One thing I celebrate now is introspective approach to solving this pandemic and the first is Cuba. The Cubans have local solutions and are not particular about world health journals. I can't remember the last time I read or heard anything about Madagascar but that Nation has risen very well to the challenge of curbing the spread and curing the Virus. Senegal invented local testing apparatuses that have made her to stay ahead of the virus. Covid 19 is a war situation and the survival of sovereign nations should be paramount.
One thing is sacrosanct, good health facilities doesn't translate to healthy nation because Covid 19 deaths have been attributed largely to underlining sicknesses in the patients; so many nations with great health facilities have crumbled under the pressure of Corona. So it is pertinent to assume that Covid pattern in each environment is different based on some other factors. However, one thing that can have grave implications is copying other's approaches without adapting such to local realities.
I found the invitation of Chinese Doctors to Nigeria to fight Covid 19 nauseating because the Director General of NCDC was sent to China in early February to study about the Virus and I think we have done so well until the arrival of these Chinese. Also, with the clinical trial of Chloroquine, the fact that we have so many recoveries should have made us look inwards and proffer a lasting local solution. For instance, if FG announces N10b for herbal researches for Covid 19 cures, I am very positive we will have more than 100 mixtures submitted within 48hrs and these can be subjected to clinical trials, rather than going cap in hands for grants and loans that will be embezzled at the end of the day.
The management of human and material resources in this time of pandemic will definitely place some leaders ahead of their contemporaries; those of us on the sidelines and spectator seats can shout and make noise but those leaders on the hot seats are the real ones under pressure; they are the real generals on the battlefields, we are at home, just talking about the occasional missile drops in the cities.
People might condemn the particular leader now but after the whole lockdown, we shall see how the local economy has faired, the death rate and the curbing of the spread in the area under him as the common denominator of the leadership. I love the CNN documentary that claims nations with female leaders have done better in managing this crisis but at the end, we shall be able to ascertain this.

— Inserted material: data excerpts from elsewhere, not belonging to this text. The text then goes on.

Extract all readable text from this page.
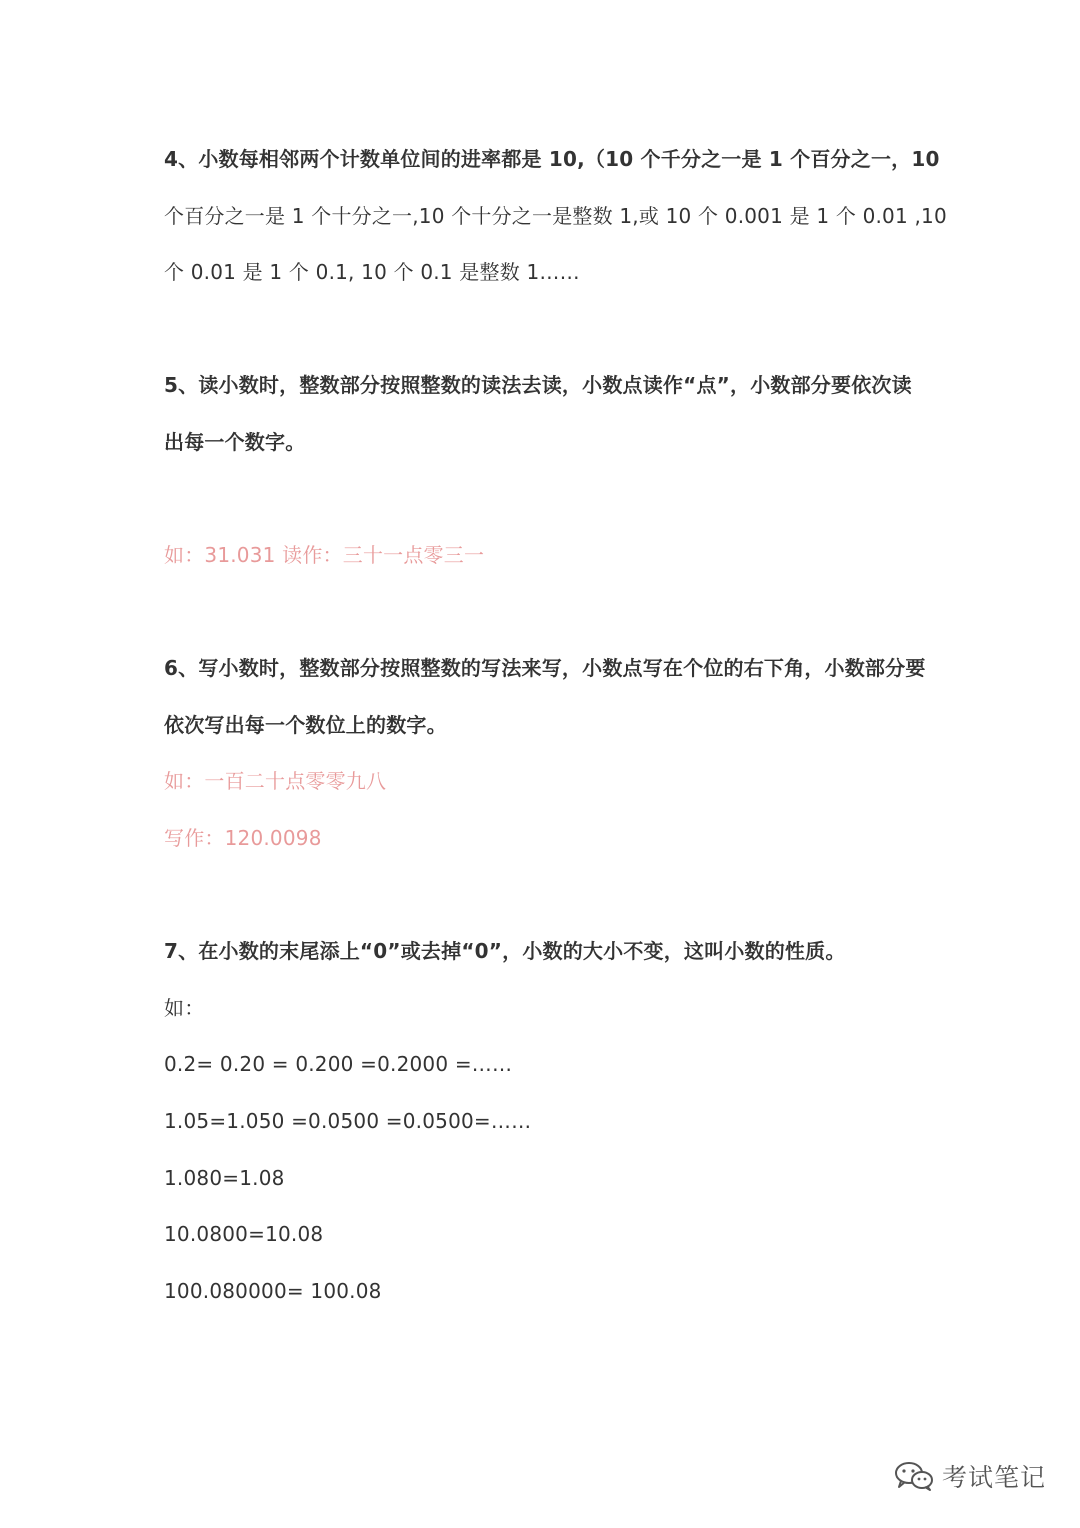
4、小数每相邻两个计数单位间的进率都是 10,（10 个千分之一是 1 个百分之一，10

个百分之一是 1 个十分之一,10 个十分之一是整数 1,或 10 个 0.001 是 1 个 0.01 ,10

个 0.01 是 1 个 0.1, 10 个 0.1 是整数 1……

5、读小数时，整数部分按照整数的读法去读，小数点读作“点”，小数部分要依次读

出每一个数字。

如：31.031 读作：三十一点零三一

6、写小数时，整数部分按照整数的写法来写，小数点写在个位的右下角，小数部分要

依次写出每一个数位上的数字。

如：一百二十点零零九八

写作：120.0098

7、在小数的末尾添上“0”或去掉“0”，小数的大小不变，这叫小数的性质。

如：

0.2= 0.20 = 0.200 =0.2000 =……

1.05=1.050 =0.0500 =0.0500=……

1.080=1.08

10.0800=10.08

100.080000= 100.08

考试笔记
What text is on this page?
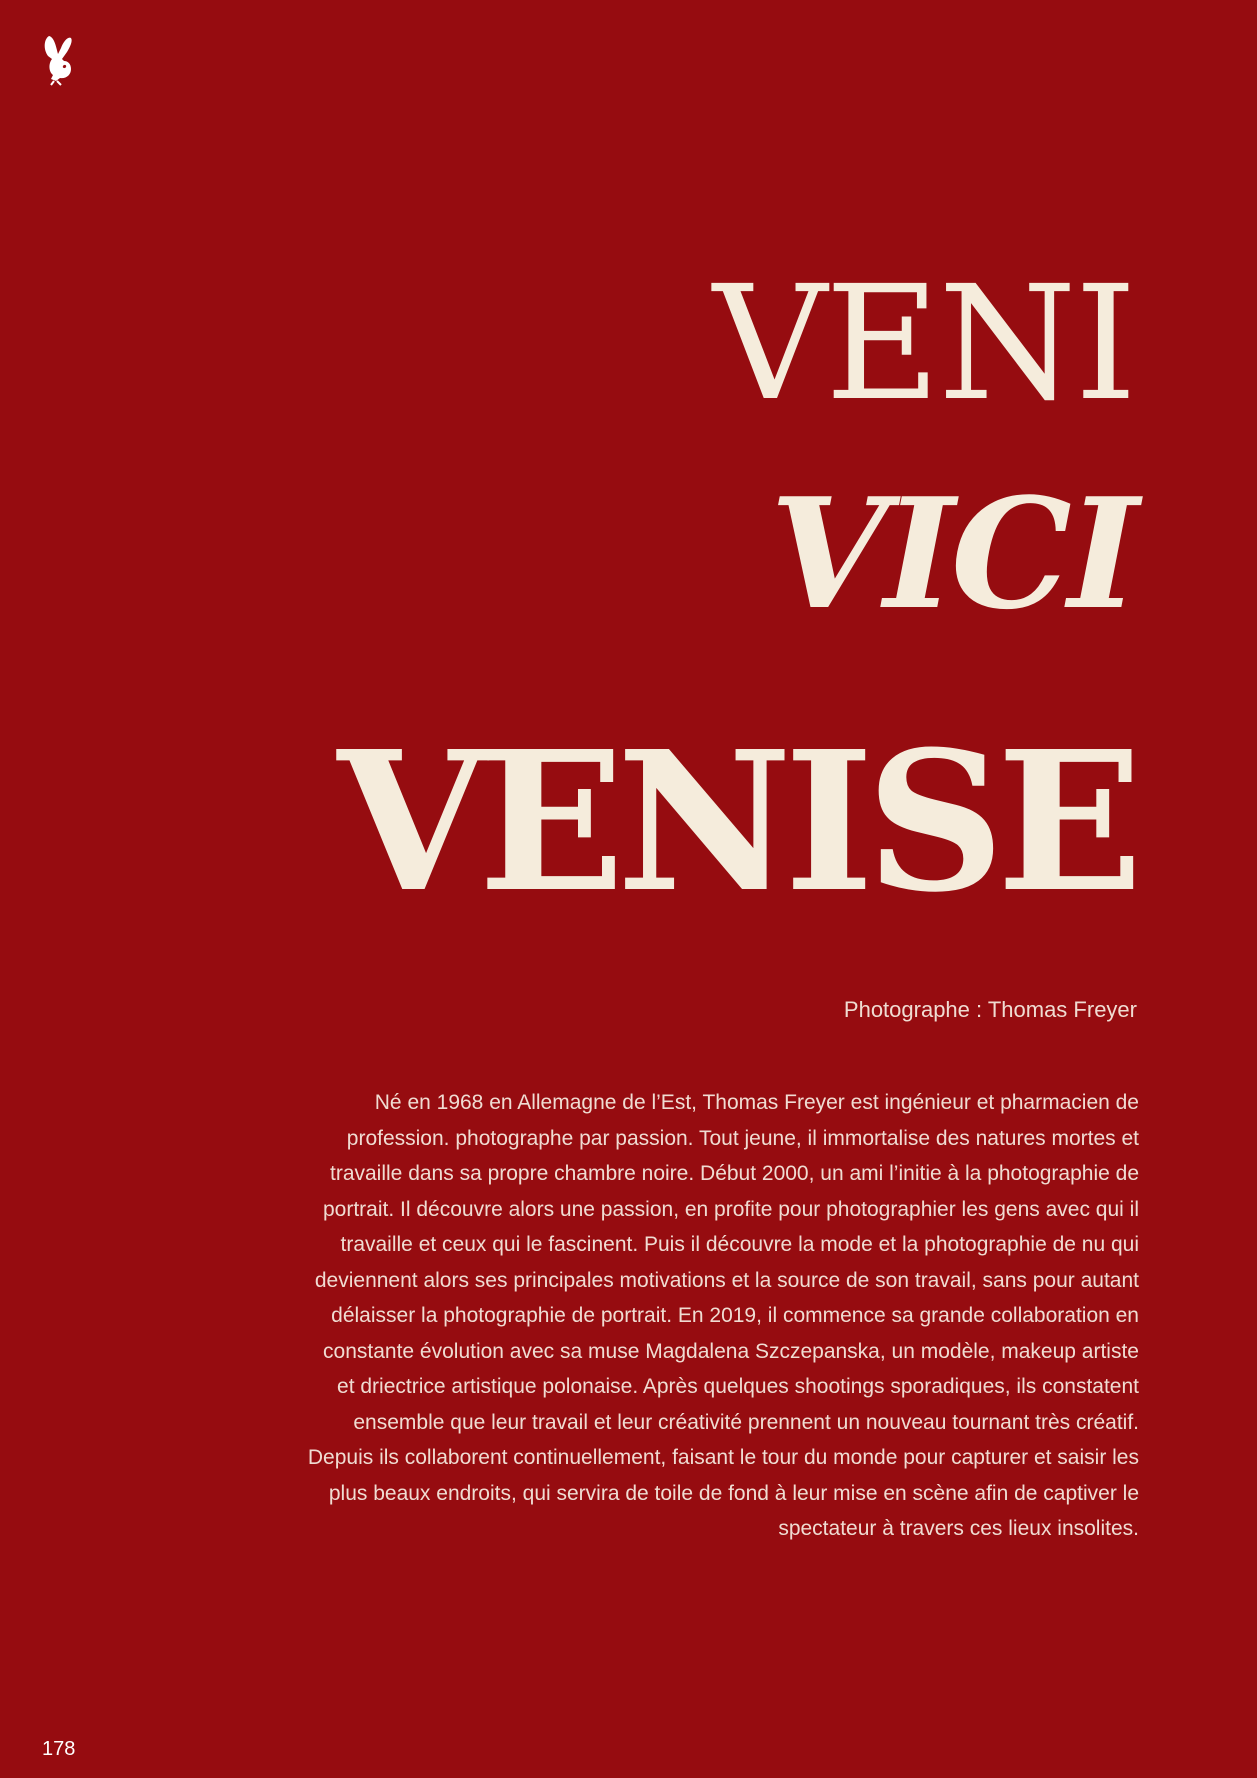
VENI
VICI
VENISE

Photographe : Thomas Freyer

Né en 1968 en Allemagne de l’Est, Thomas Freyer est ingénieur et pharmacien de
profession. photographe par passion. Tout jeune, il immortalise des natures mortes et
travaille dans sa propre chambre noire. Début 2000, un ami l’initie à la photographie de
portrait. Il découvre alors une passion, en profite pour photographier les gens avec qui il
travaille et ceux qui le fascinent. Puis il découvre la mode et la photographie de nu qui
deviennent alors ses principales motivations et la source de son travail, sans pour autant
délaisser la photographie de portrait. En 2019, il commence sa grande collaboration en
constante évolution avec sa muse Magdalena Szczepanska, un modèle, makeup artiste
et driectrice artistique polonaise. Après quelques shootings sporadiques, ils constatent
ensemble que leur travail et leur créativité prennent un nouveau tournant très créatif.
Depuis ils collaborent continuellement, faisant le tour du monde pour capturer et saisir les
plus beaux endroits, qui servira de toile de fond à leur mise en scène afin de captiver le
spectateur à travers ces lieux insolites.

178
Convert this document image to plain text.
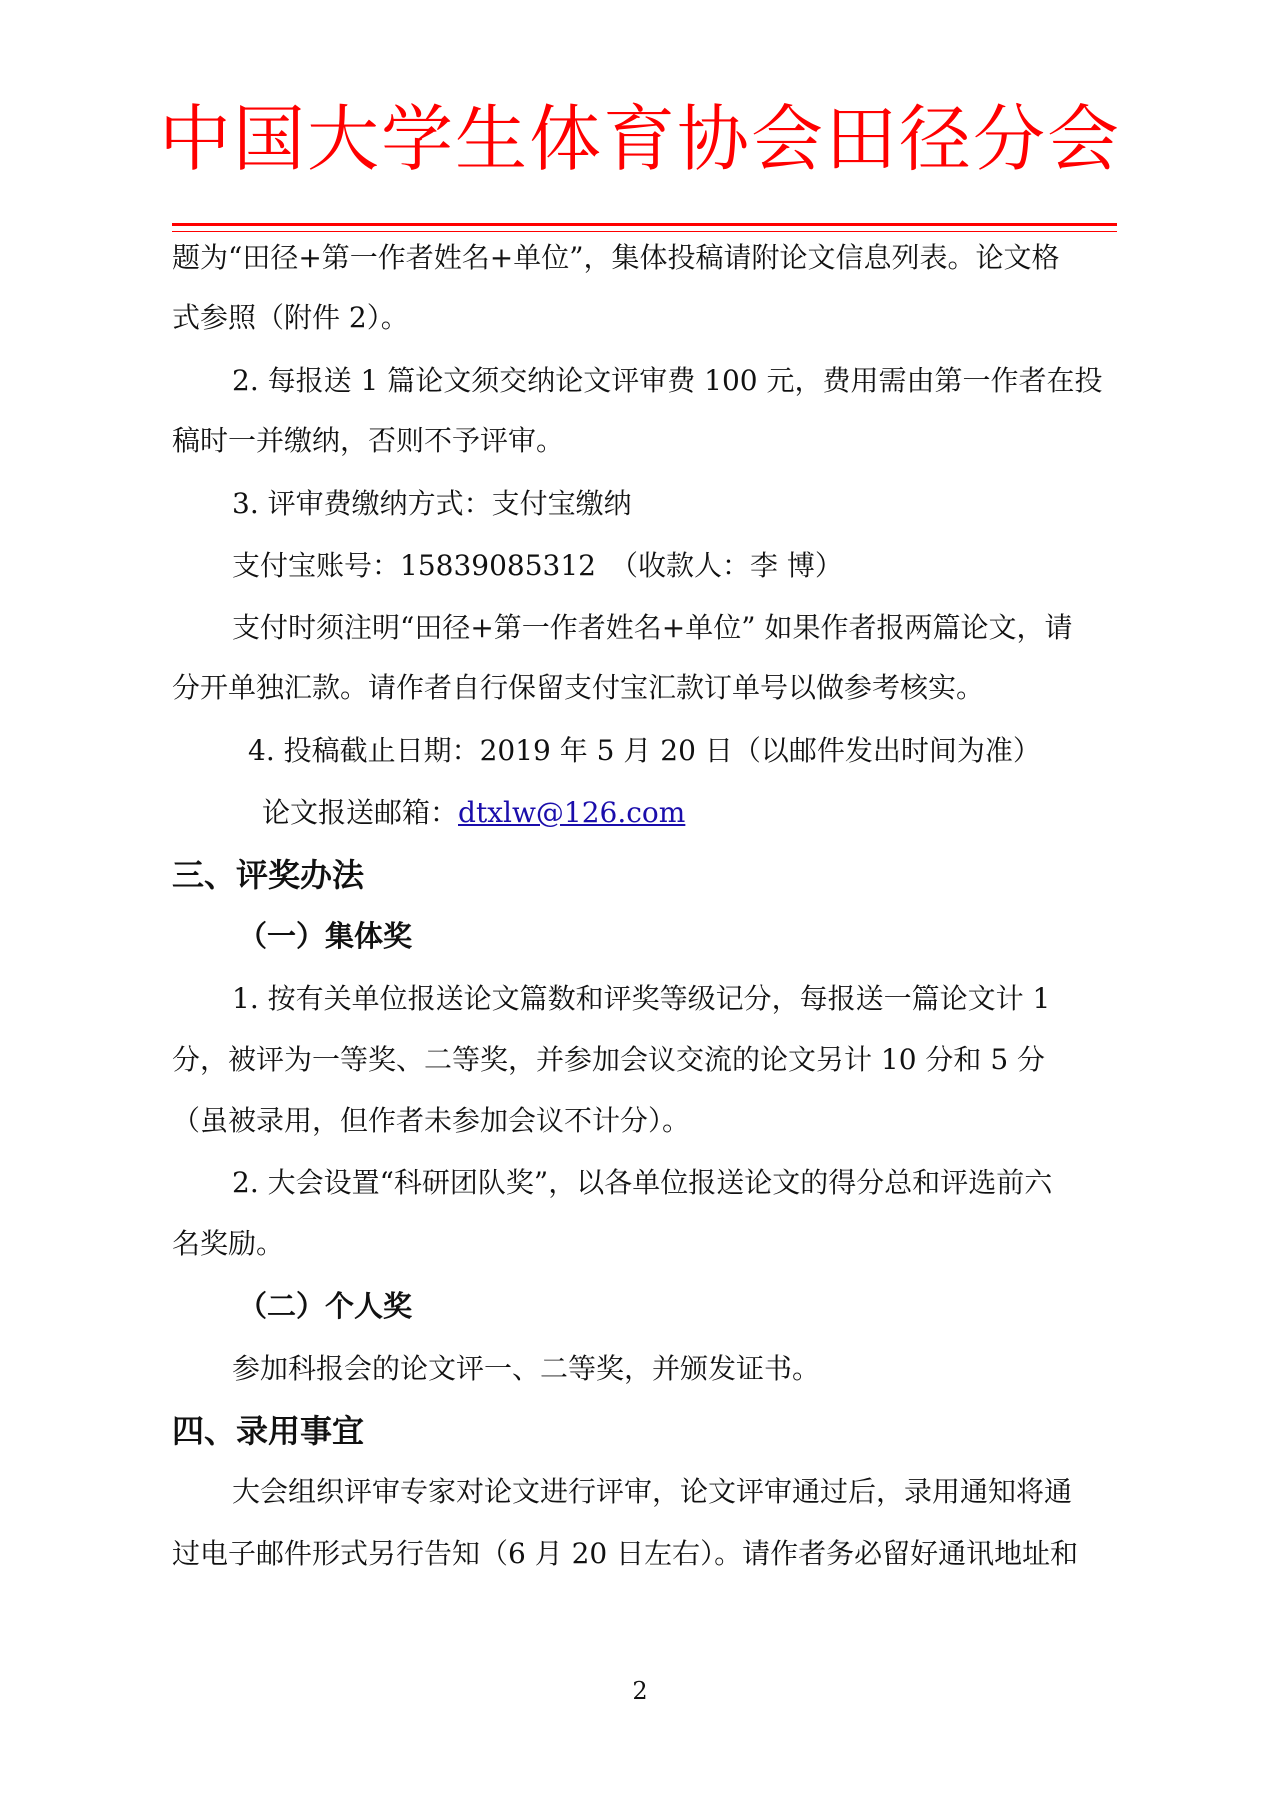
中国大学生体育协会田径分会
题为“田径+第一作者姓名+单位”，集体投稿请附论文信息列表。论文格
式参照（附件 2）。
2. 每报送 1 篇论文须交纳论文评审费 100 元，费用需由第一作者在投
稿时一并缴纳，否则不予评审。
3. 评审费缴纳方式：支付宝缴纳
支付宝账号：15839085312　（收款人：李 博）
支付时须注明“田径+第一作者姓名+单位” 如果作者报两篇论文，请
分开单独汇款。请作者自行保留支付宝汇款订单号以做参考核实。
4. 投稿截止日期：2019 年 5 月 20 日（以邮件发出时间为准）
论文报送邮箱：dtxlw@126.com
三、评奖办法
（一）集体奖
1. 按有关单位报送论文篇数和评奖等级记分，每报送一篇论文计 1
分，被评为一等奖、二等奖，并参加会议交流的论文另计 10 分和 5 分
（虽被录用，但作者未参加会议不计分）。
2. 大会设置“科研团队奖”，以各单位报送论文的得分总和评选前六
名奖励。
（二）个人奖
参加科报会的论文评一、二等奖，并颁发证书。
四、录用事宜
大会组织评审专家对论文进行评审，论文评审通过后，录用通知将通
过电子邮件形式另行告知（6 月 20 日左右）。请作者务必留好通讯地址和
2
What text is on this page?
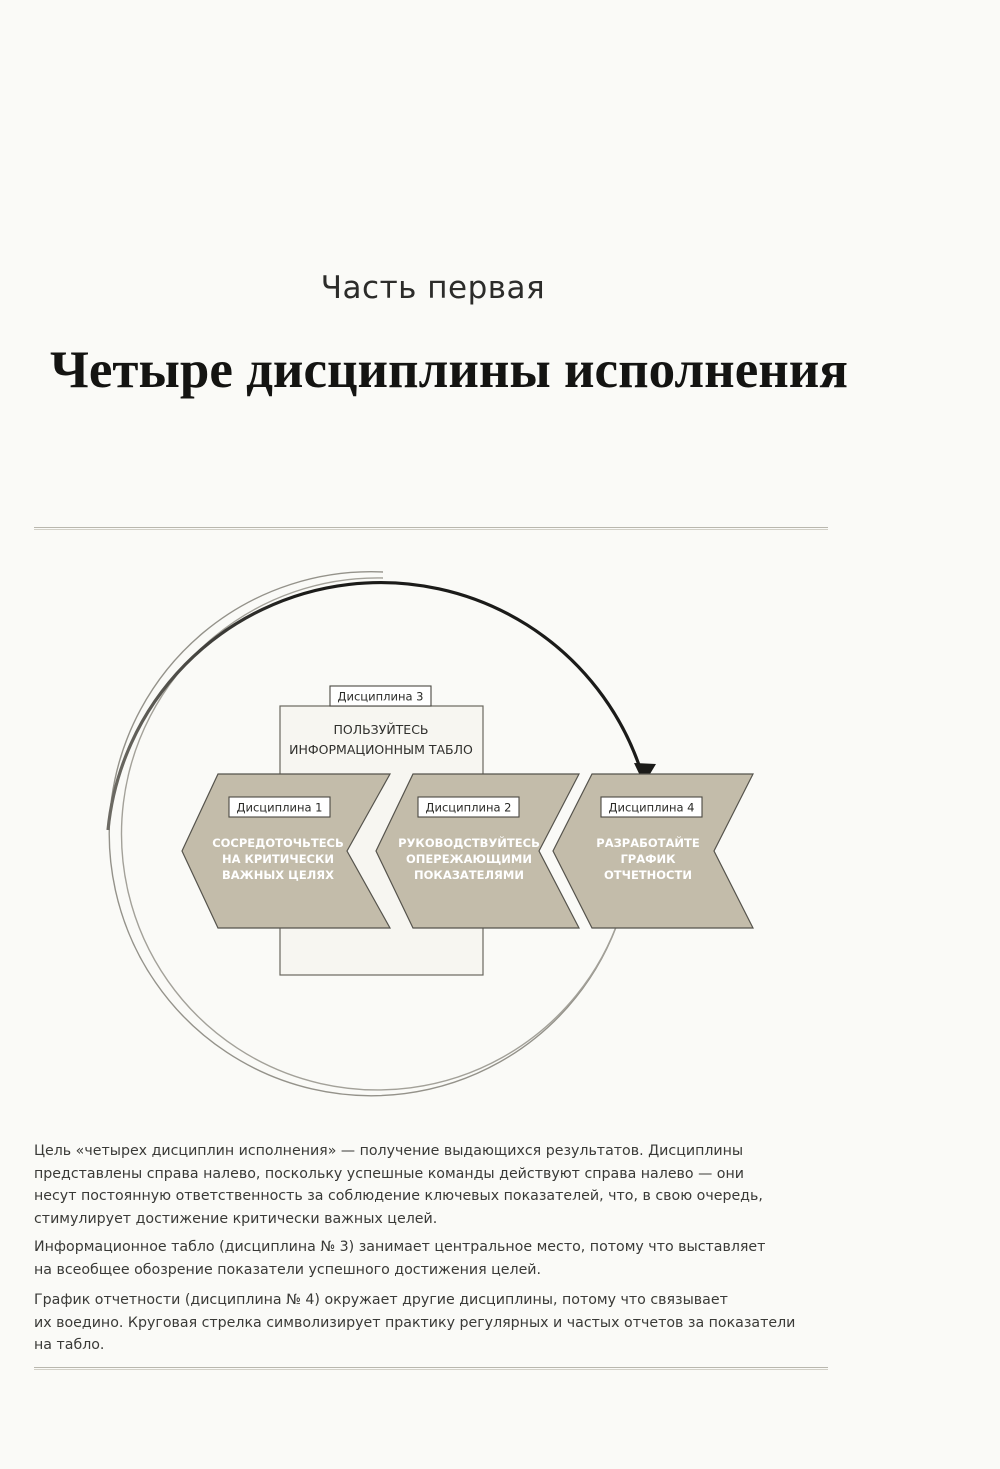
Часть первая
Четыре дисциплины исполнения
Дисциплина 3
ПОЛЬЗУЙТЕСЬ
ИНФОРМАЦИОННЫМ ТАБЛО
Дисциплина 1
СОСРЕДОТОЧЬТЕСЬ
НА КРИТИЧЕСКИ
ВАЖНЫХ ЦЕЛЯХ
Дисциплина 2
РУКОВОДСТВУЙТЕСЬ
ОПЕРЕЖАЮЩИМИ
ПОКАЗАТЕЛЯМИ
Дисциплина 4
РАЗРАБОТАЙТЕ
ГРАФИК
ОТЧЕТНОСТИ
Цель «четырех дисциплин исполнения» — получение выдающихся результатов. Дисциплины
представлены справа налево, поскольку успешные команды действуют справа налево — они
несут постоянную ответственность за соблюдение ключевых показателей, что, в свою очередь,
стимулирует достижение критически важных целей.
Информационное табло (дисциплина № 3) занимает центральное место, потому что выставляет
на всеобщее обозрение показатели успешного достижения целей.
График отчетности (дисциплина № 4) окружает другие дисциплины, потому что связывает
их воедино. Круговая стрелка символизирует практику регулярных и частых отчетов за показатели
на табло.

Great leaders keep talking about researches in their speeches and I give that to Governor Seyi Makinde of Oyo State; he keeps talking about local remedies to curing Covid 19 and local economy realities and people's orientation in determining lockdown in each state. Yes, at the end of the era, we shall be able to ascertain his grade but something is sacrosanct and it's the fact that if complete lockdown has produced good results in Nigeria, many state Governors would have copied it.
Leadership is not about taking people to where they "want" to go but moving them from where they are to where they "need" to be and this often comes with a price. This is not a good time to envy political leaders because they are under immense pressures and it's a general defining moment to all; imagine Trump under pressure of hasty solution suggested ingestion of disinfectant and a Nigerian Governor who claims there's an App to detect who is Covid 19 positive? People respond to these great pressures differently and some leaders will be more concerned about their political posterity and financial aggrandizement than the health of their subjects.
According to Abraham Lincoln, “You have to do your own growing no matter how tall your grandfather was.” The unfortunate thing is that Nigeria has not been looking inward to seize opportunities for growth, we always look for aids and interventions from outside, as if they can love us more than they love themselves, when we have refused to do our own growing.